SK Hynix has been endeavoring to beef up its NAND memory to the ranks of DRAM commanding a comfortable No. 2 with a 29.5 percent share.
In December last year, SK Hynix was the world’s second player to successfully develop 176-layer 4D NAND flash products, securing the industry’s highest number of production chips per wafer. Data-storing cells are stacked up on a wafer in a NAND flash memory, and the higher the cell the more chips can be produced in a single wafer to lead to enhanced productivity. SK Hynix expected bit productivity to improve by more than 35 percent from the previous generation.
The recovery in the NAND flash demand and price can solidify grounds for SK Hynix’s leap in the market as it progresses with its deal to buy out NAND flash business by the end of this year for complete acquisition by 2025. Based on fourth-quarter sales, SK Hynix becomes No. 2 with $2.83 billion, when combined with Intel’s $1.2 billion revenue from NAND business, exceeding $2.72 billion of Kioxia.
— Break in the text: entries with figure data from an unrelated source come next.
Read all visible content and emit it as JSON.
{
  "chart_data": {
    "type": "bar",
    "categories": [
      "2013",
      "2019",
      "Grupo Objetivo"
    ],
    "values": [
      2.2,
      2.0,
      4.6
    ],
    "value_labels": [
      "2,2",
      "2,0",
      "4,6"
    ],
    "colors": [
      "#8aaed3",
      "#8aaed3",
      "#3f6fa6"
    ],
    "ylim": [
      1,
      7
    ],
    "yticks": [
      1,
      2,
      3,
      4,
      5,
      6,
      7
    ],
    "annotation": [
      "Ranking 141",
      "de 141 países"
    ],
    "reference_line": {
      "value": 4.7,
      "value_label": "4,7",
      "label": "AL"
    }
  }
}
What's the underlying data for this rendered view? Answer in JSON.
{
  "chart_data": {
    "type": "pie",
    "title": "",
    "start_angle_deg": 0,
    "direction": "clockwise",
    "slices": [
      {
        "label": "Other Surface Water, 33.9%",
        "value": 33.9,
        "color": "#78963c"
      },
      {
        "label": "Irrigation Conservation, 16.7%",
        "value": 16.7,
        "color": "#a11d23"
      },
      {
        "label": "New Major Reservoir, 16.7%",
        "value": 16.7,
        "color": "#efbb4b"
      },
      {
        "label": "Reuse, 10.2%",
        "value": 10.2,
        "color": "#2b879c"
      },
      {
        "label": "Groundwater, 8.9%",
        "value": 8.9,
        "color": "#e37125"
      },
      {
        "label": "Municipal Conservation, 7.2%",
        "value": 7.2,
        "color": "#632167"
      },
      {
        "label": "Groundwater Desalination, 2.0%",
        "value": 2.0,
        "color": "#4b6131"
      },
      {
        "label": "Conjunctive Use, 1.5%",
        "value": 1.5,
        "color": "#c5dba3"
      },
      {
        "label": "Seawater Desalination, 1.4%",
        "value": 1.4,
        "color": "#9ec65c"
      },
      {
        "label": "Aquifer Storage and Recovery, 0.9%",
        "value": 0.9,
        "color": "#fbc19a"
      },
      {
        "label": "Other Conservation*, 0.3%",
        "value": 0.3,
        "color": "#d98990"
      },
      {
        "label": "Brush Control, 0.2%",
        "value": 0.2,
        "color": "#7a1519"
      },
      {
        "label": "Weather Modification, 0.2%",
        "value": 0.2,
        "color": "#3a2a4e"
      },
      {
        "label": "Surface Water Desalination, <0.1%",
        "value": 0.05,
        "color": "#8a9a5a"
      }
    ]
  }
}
The acquisition is also expected to enable SK Hynix to secure solution technology and engineering capacity. Intel is known for its leading technology in solid state drives for corporations.
SSDs are a storage device produced by sticking multiple NAND flash chips. Securing solution technology is considered a must to develop NAND flash to SSDs.
Shares of SK Hynix closed Monday 3.21 percent lower at 135,500 won ($120.04).